In the United States of the nineteen-fifties, there was an obsession that the ordinary folks embraced - no, apart from anti-Communism, it was more fun than that, it was Tiki pop culture. Hawaii and the South Seas were the height of exotic sophistication, and no home worth its salt was without its Tiki bar adorned with little statues where you could enjoy a cocktail presented in an opened pineapple. And so it was that if the Tiki fan wanted to go to the cinema, the choice of high quality, tropical island-based films was limited to South Pacific, and if you were looking for someting cheap and cheerful, then the supposedly prehistoric Wild Women of Wongo was your best bet.
There are no musical numbers in the film, but there is a spirited dance sequence to excite most red blooded males. The Wongo (Wongan?) tribe have quite an involved religious set up, and worship at the Temple of the Dragon, complete with its own high priestess (a woman with a long black wig). She is who we see first as the blue-haired King goes to visit her and she consults the dragon god, that is, an unimpressively small alligator (or is it a crocodile?) and tells him that now the men of Wongo should be taking those wild women as their mates. He returns to the village in his canoe with the good news, but someone else soon arrives with bad news.

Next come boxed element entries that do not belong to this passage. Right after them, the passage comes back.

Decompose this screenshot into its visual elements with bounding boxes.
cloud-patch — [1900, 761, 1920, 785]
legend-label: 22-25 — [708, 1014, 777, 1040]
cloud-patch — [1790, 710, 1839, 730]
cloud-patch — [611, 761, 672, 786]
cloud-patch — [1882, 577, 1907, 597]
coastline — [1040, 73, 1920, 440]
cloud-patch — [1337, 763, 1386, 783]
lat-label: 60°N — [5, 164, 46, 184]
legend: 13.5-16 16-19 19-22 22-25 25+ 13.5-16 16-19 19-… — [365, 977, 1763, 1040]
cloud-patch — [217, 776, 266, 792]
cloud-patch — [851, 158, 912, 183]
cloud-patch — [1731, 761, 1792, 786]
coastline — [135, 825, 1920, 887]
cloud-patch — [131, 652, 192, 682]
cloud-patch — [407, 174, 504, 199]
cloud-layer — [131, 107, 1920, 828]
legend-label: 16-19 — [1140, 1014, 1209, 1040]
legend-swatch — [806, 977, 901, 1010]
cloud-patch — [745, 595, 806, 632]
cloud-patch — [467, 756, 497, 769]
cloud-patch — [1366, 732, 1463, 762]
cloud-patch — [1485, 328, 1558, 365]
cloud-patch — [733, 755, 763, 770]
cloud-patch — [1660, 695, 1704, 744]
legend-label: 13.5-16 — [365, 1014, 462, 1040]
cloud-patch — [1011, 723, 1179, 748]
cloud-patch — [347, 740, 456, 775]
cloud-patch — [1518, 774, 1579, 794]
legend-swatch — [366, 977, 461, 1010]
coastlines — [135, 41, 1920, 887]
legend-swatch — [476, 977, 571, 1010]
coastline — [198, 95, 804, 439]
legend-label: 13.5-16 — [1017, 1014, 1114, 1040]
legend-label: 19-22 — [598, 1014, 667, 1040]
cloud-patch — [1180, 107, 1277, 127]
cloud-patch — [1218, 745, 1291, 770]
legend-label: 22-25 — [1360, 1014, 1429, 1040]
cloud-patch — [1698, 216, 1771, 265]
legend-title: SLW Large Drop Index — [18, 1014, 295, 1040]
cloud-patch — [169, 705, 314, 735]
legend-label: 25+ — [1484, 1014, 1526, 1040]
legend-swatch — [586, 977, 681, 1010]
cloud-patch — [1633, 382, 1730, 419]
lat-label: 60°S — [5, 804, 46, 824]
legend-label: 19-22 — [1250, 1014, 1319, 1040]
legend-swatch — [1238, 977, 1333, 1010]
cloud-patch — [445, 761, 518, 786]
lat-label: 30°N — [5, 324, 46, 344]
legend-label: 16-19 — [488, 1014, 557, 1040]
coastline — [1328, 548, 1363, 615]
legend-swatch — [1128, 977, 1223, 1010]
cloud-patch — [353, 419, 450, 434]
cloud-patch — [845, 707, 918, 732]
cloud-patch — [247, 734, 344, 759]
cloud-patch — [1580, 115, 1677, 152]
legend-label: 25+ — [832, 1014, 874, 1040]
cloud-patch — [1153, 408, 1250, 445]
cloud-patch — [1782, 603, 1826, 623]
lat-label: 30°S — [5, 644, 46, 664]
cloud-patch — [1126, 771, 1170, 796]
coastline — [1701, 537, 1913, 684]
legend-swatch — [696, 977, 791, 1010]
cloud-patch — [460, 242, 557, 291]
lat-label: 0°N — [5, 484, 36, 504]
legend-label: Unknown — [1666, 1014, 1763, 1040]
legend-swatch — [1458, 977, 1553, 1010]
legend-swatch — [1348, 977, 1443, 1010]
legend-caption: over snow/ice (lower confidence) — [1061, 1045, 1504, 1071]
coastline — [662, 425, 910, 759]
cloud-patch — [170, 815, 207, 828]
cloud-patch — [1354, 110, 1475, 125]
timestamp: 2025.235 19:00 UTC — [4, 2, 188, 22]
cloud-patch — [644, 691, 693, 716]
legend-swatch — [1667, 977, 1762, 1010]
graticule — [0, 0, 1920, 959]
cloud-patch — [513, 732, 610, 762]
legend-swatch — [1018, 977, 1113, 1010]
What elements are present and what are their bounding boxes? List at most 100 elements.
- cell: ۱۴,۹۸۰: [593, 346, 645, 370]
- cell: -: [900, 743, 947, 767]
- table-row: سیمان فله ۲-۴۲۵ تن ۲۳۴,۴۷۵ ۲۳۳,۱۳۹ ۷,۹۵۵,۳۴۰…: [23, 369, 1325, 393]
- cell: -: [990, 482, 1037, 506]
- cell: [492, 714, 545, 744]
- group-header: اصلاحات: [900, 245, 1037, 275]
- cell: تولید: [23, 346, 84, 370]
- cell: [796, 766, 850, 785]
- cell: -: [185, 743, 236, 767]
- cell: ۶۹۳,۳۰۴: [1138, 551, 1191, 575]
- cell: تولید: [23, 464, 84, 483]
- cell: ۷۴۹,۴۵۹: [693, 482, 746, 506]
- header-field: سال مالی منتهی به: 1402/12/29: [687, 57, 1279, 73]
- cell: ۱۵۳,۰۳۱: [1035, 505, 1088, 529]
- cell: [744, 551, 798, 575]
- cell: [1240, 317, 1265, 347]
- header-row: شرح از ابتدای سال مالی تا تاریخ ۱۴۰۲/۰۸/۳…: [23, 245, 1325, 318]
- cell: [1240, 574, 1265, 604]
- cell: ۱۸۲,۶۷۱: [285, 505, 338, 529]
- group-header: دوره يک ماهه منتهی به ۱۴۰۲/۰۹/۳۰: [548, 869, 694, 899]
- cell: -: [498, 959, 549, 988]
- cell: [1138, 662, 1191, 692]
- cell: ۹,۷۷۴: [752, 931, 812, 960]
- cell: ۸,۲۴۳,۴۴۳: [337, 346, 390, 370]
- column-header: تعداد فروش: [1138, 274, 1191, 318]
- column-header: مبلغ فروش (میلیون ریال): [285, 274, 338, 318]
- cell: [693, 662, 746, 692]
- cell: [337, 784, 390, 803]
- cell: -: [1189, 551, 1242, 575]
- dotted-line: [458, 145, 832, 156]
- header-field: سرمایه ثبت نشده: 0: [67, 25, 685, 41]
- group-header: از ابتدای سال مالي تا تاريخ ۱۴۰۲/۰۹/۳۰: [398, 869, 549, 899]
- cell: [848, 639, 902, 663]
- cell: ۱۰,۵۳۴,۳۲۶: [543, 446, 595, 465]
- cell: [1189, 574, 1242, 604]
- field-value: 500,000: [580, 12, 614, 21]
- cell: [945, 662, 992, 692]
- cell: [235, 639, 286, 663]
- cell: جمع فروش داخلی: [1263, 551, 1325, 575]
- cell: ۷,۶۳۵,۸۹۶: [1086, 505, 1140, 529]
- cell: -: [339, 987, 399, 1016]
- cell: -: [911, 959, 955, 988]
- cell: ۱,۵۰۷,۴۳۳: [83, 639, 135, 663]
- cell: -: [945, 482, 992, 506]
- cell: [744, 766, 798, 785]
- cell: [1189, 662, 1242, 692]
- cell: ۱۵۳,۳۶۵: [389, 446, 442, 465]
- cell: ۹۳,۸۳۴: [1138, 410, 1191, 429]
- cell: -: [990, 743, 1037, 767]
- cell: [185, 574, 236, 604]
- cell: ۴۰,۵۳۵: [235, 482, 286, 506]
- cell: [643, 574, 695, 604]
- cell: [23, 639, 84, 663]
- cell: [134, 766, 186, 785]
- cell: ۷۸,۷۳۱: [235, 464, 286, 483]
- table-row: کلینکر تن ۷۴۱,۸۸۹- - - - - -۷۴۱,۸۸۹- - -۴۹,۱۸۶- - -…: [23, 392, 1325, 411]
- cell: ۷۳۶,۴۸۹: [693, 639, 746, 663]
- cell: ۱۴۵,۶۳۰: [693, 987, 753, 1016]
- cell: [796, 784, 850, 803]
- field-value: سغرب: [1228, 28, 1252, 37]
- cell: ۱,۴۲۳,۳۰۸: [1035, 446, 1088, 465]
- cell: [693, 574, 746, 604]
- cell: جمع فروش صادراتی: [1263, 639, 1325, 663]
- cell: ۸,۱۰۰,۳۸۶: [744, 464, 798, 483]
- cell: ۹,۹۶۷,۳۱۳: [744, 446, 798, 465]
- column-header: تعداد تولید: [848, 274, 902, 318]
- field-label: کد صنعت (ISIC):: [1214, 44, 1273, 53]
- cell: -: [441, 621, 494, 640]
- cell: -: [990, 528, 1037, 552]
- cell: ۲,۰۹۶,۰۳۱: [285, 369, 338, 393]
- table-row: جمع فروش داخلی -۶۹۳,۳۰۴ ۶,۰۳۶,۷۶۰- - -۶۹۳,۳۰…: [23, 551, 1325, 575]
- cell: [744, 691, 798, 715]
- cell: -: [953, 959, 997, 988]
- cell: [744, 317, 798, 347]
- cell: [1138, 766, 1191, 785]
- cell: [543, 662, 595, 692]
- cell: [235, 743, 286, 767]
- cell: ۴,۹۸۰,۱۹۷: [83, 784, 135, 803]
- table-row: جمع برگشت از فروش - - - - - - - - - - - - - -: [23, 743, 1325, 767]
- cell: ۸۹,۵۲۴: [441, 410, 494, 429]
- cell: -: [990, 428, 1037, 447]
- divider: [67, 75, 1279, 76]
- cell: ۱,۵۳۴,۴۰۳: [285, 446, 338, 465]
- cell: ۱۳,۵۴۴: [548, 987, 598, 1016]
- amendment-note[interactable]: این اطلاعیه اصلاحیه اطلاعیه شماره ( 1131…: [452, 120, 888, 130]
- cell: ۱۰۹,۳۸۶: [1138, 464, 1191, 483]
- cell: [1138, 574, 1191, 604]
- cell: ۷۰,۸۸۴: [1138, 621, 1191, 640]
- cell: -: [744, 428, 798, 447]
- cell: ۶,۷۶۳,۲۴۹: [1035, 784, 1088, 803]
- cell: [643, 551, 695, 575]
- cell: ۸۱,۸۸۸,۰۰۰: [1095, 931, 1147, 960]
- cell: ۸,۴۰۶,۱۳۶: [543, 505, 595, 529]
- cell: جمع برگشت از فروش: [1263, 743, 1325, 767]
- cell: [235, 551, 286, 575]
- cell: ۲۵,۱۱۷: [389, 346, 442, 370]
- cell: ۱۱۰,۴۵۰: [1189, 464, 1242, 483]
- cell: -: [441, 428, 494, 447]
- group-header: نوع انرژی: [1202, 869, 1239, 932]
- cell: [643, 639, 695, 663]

That someone is a representative of the village of Goona, their King's son to be precise. He comes to warn of apemen who storm in from the sea, but the wild women are taken with his good looks and the Wongo King's daughter Omoo (Jean Hawkshaw, looking remarkably like Scarlett Johansson) much prefers him to the mate she has been arranged to marry. The men, meanwhile, see the way the women are falling over themselves to catch a glimpse of the Goona fellow, and decide to kill him. That night, Omoo spends under the stars with the Goona prince in a spot of romance that is tastefully panned away from towards some flowers.
Tasteful could sum up the manner in which the story is approached, but camp would be a better way, at least after the halfway mark when all pretence of seriousness goes out of the window. A parrot comments on the action, and apparently folllows everyone about as the camera frequently cuts to its reaction ("Squawk! Take it easy!"). As they couldn't go very far in portraying the lusts of the Wongo women, the film makers are forced to have everyone act coyly about their impulses for most of the story, and the sub-Johnny WeissmullerTarzan lines are as woodenly delivered as you'd expect.
The islands are represented by a stretch of Florida coastline, and a few grass huts pass as the set. The women start to act more aggressively as the film goes on, and their menfolk behave even more idiotically, but the plot contrives that they be split up when the ladies go off to meet the priestess for that dance frenzy I mentioned. The dragon god demands a sacrifice for suffering disrespect, so what will the wild women do? Predictably, the film's sexual politics don't bear much scrutiny - ugly people stick with your own while us attractive ones enjoy ourselves together seems to be the message. You'd be hard pressed to take any of it seriously, mind you, and to their credit the film makers don't either. It all ends with a big wink. See if you can spot the Plan 9 from Outer Space theme music.